Ultimo aggiornamento alle 14:25
Corriere della Calabria - Home

I nostri canali


Si legge in: 3 minuti
Cambia colore:
 

investimenti e nodi intermodali

La rivoluzione della mobilità in Calabria: infrastrutture, intermodalità e nuovi servizi

Gallo: «La sfida è il passaggio da un trasporto individuale alla utilizzazione sempre più cospicua del trasporto collettivo»

Pubblicato il: 21/04/2026 – 13:38
00:00
00:00
Ascolta la versione audio dell'articolo
La rivoluzione della mobilità in Calabria: infrastrutture, intermodalità e nuovi servizi

Un sistema di trasporti moderno e integrato, una sfida non semplice per la Calabria, caratterizzata da un’orografia che rende difficoltosi i collegamenti a causa di «oltre l’80% di territorio collinare o montuoso». L’assessore regionale Gianluca Gallo non nasconde le criticità: «Questo è un problema che noi scontiamo pesantemente, oltre alla disorganizzazione del passato», spiega, indicando però una netta inversione di rotta grazie a una programmazione che vede oggi «ingenti investimenti nel settore del trasporto su rotaie».
La strategia regionale si poggia sui numeri: «Abbiamo acquistato 37 treni e qualche altro ne acquisteremo con investimenti di centinaia di milioni di euro», dichiara l’assessore, sottolineando come l’operazione riguardi anche il trasporto su gomma con l’acquisto di «circa 600 autobus sui 1.600 circolanti». Questa modernizzazione della flotta è il prerequisito per una riorganizzazione dei servizi che passerà attraverso nuovi affidamenti e gare, mirate a «rivedere servizi vetusti e collegamenti che magari un tempo avevano un significato e oggi non l’hanno più».

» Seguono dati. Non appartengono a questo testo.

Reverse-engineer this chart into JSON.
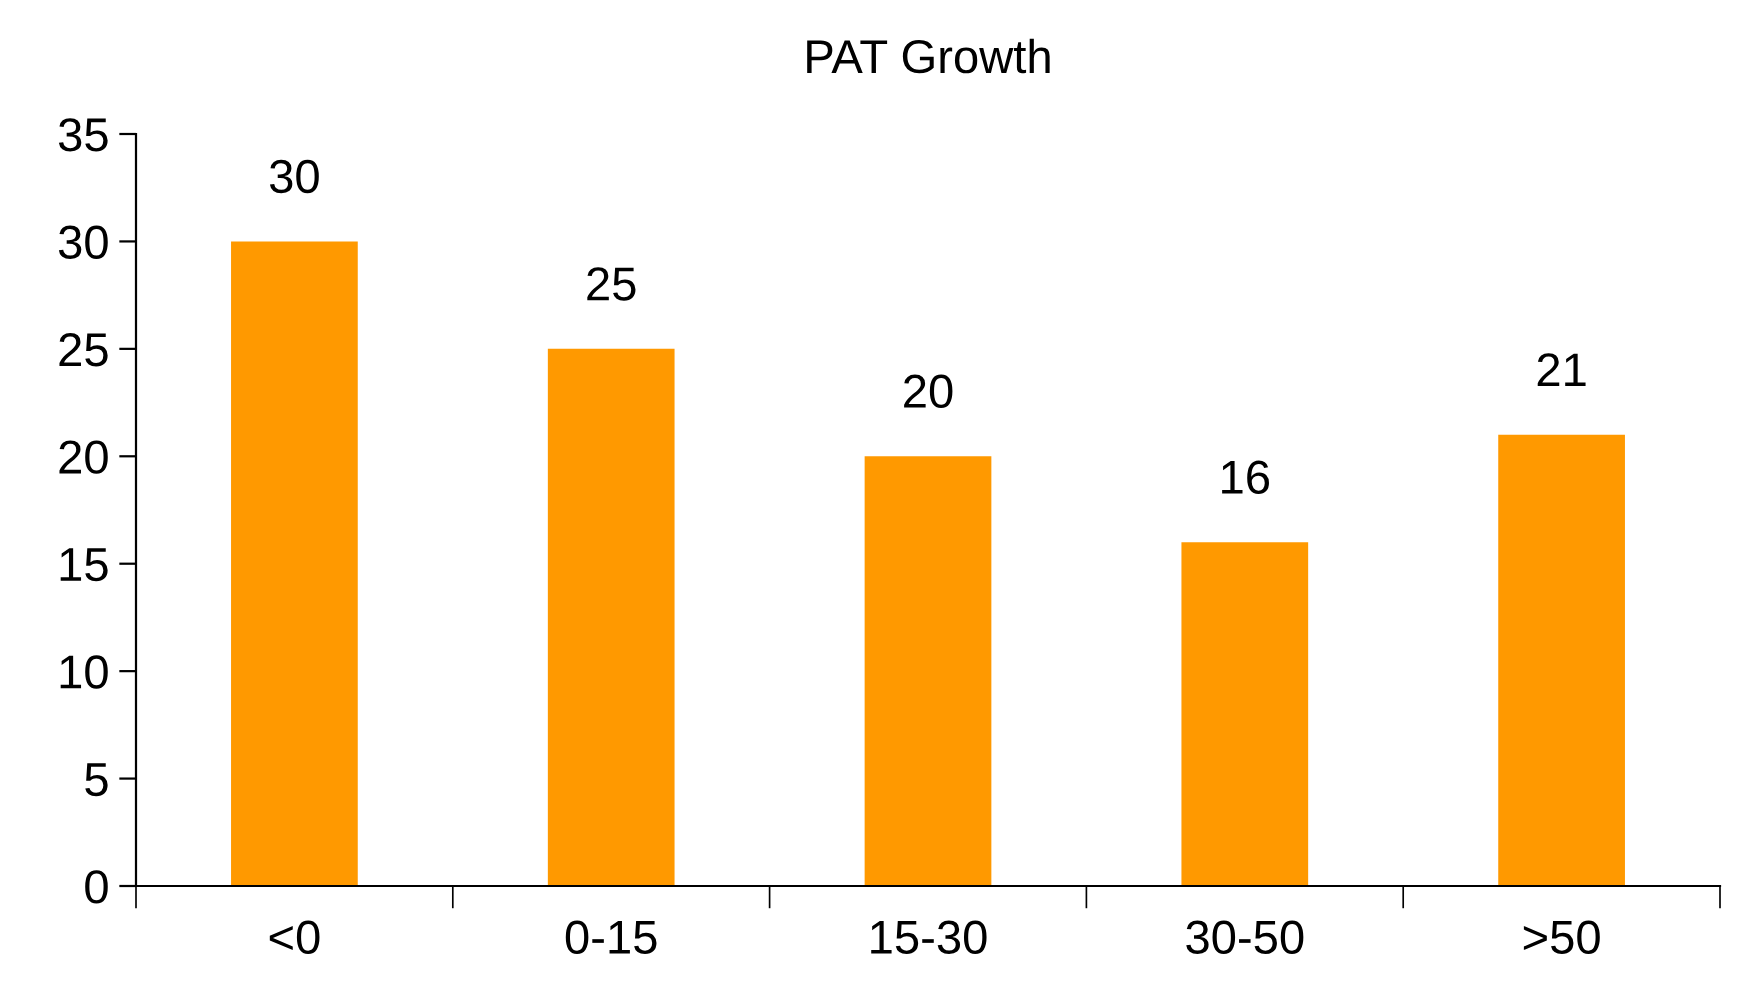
{
  "chart_data": {
    "type": "bar",
    "title": "PAT Growth",
    "categories": [
      "<0",
      "0-15",
      "15-30",
      "30-50",
      ">50"
    ],
    "values": [
      30,
      25,
      20,
      16,
      21
    ],
    "color": "#ff9900",
    "ylim": [
      0,
      35
    ],
    "yticks": [
      0,
      5,
      10,
      15,
      20,
      25,
      30,
      35
    ],
    "grid": false,
    "data_labels": true,
    "legend": false
  }
}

Un piano massiccio per mezzi e infrastrutture

Questo rinnovo si inserisce nel quadro del Piano Regionale dei Trasporti, che punta tutto sulla multimodalità. L’integrazione tra treno, autobus, aereo è considerata la soluzione chiave per ottimizzare l’efficienza. «Gli investimenti – spiega Gallo ai nostri microfoni – sono sui nodi intermodali, vale a dire nodi che possano creare quella intermodalità, ad esempio ferro-rotaia o gomma-gomma, che è mancata e che invece oggi appare necessaria per una regione che sta cambiando pelle».

Il “Grande 8” e il diritto alla mobilità

Il cuore dell’infrastruttura ferroviaria è il cosiddetto “Grande 8”, una rete che include la linea tirrenica da Reggio Calabria a Paola, la linea ionica da Reggio Calabria a Sibari, la trasversale Lamezia Terme  Centrale – Catanzaro Lido e la trasversale Paola – Cosenza – Sibari, completata con i  capoluoghi di provincia, tutti situati lungo questa arteria ferroviaria principale.  
L’obiettivo è ambizioso: «Il completamento della galleria Santo Marco con il suo raddoppio porterà naturalmente nel 2032 ad avere un ideale “otto” per quanto attiene i trasporti della rete ferroviaria». Parallelamente, proseguono interventi cospicui sulla rete stradale, dal rifacimento della A2 nel tratto Cosenza-Altilia ai lavori sulla Statale 106, come il megalotto Roseto-Sibari e i nuovi cantieri della Crotone-Catanzaro.
La Regione ha inoltre blindato il diritto allo spostamento definendo i «servizi minimi». Ogni località con almeno 200 residenti deve avere collegamenti di linea, mentre per i centri con 50 abitanti è previsto il trasporto a chiamata. I nodi di primo livello (come Reggio Calabria, Lamezia o Cosenza) devono garantire almeno dodici coppie di corse giornaliere, assicurando la connessione con ospedali, tribunali e università. Un’attenzione particolare è rivolta al traffico aereo: «Stiamo unendo il trasporto aereo, con numeri in sempre maggiore crescita, rispetto a una condizione che in passato era di isolamento. L’intermodalità tra il trasporto aereo, ferroviario e su gomma è assolutamente necessaria», ribadisce Gallo.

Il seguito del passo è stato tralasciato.